Generation of a specific anti-STARD3 antibody for immunohistochemistry. (A) Western blot analysis of STARD3 expression using the anti-STARD3 antibody 3G11 in HCC1954 cells (WT and transfected with control (siCtrl) and STARD3-targeting (siSTARD3)-siRNAs). Anti-Rab7 antibody was used as a loading control. (B) Western blot analysis of HeLa cells transiently expressing STARD1, STARD3, STARD4, STARD5, and STARD6 fused to GFP (GFP-STARD) using anti-STARD3 3G11 antibody. Anti-Rab7 antibody was used as a loading control. (C) HCC1954 cells (WT) and HCC1954 cells transfected with control siRNAs (siCtrl), and siRNAs targeting STARD3 (siSTARD3) were labeled with anti-STARD3 3G11 antibodies (red). Nuclei are stained blue. Scale bar: 10 μm. (D) Immunohistochemistry on normal breast (a) and HER2+ breast tumor (b) sections using anti-STARD3 3G11 antibody.

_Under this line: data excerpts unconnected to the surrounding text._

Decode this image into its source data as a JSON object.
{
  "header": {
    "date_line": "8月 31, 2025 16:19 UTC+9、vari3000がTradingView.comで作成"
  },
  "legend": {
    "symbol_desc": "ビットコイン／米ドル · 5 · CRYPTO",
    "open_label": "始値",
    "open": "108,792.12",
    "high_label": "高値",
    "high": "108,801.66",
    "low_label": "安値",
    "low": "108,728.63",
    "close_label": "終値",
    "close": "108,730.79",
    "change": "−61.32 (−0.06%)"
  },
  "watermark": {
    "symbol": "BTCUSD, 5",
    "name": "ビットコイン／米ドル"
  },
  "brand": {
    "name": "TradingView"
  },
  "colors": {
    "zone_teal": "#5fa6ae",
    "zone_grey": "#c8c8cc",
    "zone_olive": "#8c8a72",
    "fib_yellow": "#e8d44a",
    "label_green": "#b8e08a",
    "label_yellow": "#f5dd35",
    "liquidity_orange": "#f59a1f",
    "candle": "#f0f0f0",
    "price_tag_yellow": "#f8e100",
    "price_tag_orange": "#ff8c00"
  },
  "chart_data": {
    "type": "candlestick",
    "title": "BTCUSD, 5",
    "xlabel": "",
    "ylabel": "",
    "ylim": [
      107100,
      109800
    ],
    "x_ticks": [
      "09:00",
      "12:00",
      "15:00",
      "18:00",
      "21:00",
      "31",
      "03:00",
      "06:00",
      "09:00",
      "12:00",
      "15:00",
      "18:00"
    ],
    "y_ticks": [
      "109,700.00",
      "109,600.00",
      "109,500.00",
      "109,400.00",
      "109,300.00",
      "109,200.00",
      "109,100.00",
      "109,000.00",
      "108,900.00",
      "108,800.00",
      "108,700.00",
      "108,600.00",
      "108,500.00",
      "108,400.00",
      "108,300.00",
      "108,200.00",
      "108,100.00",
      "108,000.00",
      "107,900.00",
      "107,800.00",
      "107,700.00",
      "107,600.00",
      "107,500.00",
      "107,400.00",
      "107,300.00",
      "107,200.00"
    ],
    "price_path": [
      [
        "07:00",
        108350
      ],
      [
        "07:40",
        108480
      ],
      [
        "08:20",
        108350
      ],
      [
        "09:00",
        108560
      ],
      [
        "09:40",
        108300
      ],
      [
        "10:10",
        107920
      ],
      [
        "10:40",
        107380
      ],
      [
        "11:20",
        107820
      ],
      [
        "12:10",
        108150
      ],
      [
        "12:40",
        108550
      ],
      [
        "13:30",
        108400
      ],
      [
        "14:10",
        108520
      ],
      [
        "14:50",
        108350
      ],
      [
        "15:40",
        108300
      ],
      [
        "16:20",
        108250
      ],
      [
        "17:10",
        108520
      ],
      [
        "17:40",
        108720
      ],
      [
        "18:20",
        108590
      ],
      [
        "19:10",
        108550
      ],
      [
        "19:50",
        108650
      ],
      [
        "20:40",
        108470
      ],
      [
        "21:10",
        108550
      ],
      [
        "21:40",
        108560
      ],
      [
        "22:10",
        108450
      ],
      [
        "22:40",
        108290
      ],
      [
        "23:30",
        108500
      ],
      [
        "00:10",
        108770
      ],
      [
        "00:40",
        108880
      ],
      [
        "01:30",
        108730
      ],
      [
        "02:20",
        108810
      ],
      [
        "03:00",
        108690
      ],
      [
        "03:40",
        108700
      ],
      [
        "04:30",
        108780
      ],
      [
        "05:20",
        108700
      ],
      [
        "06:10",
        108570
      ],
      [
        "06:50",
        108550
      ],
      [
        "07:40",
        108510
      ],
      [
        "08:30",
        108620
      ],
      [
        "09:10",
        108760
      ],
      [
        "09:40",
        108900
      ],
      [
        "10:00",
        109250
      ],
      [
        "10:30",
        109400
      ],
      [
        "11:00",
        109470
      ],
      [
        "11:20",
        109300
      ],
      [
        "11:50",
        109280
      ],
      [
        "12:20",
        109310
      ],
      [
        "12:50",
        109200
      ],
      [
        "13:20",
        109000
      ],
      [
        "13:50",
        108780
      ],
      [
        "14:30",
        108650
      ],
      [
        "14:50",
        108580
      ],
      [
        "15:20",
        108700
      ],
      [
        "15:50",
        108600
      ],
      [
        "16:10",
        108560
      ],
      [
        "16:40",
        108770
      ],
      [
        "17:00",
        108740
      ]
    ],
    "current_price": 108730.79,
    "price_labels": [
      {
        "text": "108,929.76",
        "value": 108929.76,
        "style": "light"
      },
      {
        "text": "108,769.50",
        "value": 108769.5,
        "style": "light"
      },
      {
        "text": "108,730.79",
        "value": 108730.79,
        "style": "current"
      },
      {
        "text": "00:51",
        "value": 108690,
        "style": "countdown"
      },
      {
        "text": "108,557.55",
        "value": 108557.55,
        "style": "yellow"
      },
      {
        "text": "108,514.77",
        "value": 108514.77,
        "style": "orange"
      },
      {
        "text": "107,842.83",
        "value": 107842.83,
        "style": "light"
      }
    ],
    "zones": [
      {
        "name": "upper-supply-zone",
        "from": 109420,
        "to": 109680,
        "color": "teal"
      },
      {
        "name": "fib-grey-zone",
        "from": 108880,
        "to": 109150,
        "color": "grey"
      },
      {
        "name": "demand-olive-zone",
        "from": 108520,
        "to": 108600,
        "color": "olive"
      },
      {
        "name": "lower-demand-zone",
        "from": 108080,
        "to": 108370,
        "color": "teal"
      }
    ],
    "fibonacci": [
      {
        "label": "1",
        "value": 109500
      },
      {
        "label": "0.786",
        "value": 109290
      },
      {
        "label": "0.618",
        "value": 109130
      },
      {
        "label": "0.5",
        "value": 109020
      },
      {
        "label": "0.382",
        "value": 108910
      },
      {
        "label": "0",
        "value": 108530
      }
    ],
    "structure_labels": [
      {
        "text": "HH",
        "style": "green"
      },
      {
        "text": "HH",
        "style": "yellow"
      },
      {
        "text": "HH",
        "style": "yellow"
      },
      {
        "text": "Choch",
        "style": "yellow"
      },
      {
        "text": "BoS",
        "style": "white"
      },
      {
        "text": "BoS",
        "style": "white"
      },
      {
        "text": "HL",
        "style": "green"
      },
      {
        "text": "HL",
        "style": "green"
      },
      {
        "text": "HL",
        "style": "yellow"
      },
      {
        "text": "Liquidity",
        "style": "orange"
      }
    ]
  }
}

N marks the position of a normal duct. S marks the tumor stroma. The subpanel (c) is a higher magnification image (4.5×) of the area outlined in black in (b). Scale bar: 50 μm (a,b) and 10 μm (c). All the whole western blot figures can be found in the Supplementary Materials.

Figure 4

STARD3 staining patterns in breast cancer. (A) Representative immunohistochemistry signals for STARD3 and HER2 on three biopsies. STARD3 protein is expressed at high levels in the majority of HER2-positive tumors (a,b). STARD3 expression is absent in some HER2-positive tumors (c). (B) Staining patterns for STARD3 in breast tumors. STARD3 is predominantly detected with a granular scattered pattern in the cytoplasm of cancer cells (a,c). In some cases, the granular STARD3 staining is polarized (b). In a few cases, the staining is weak and diffuse in the cytoplasm (d). Bars are 50 μm, nuclei are counterstained in blue with hematoxylin.

Figure 5

STARD3 gene expression in Gene Expression Omnibus (GEO) repository studies (density plots). Legend: panel (A) shows scaled STARD3 gene expression (RNA sequencing) in a study of n = 24 initial biopsies [26]. Panel (B) shows scaled STARD3 gene expression (RNA sequencing) in a study of n = 57 initial biopsies [27].

Figure 6

STARD3 prognosis. Association of STARD3 mRNA expression with survival (A): overall [OS]; (B): distant-metastasis free [DFMS]; (C): relapse-free [RFS]) in a cohort of breast cancers from the Kaplan–Meier plotter (KM plotter database) in the upper row, with multivariate analysis on HER2 below. The last row shows survivals in the studied cohort. Of interest, there are cross-overs in the survival curves, which indicate a non-proportional hazard. Consequently, in this survival analysis, p-values (log-rank tests) must be interpreted with caution, given the greater risk of wrongly concluding a statistically significant difference.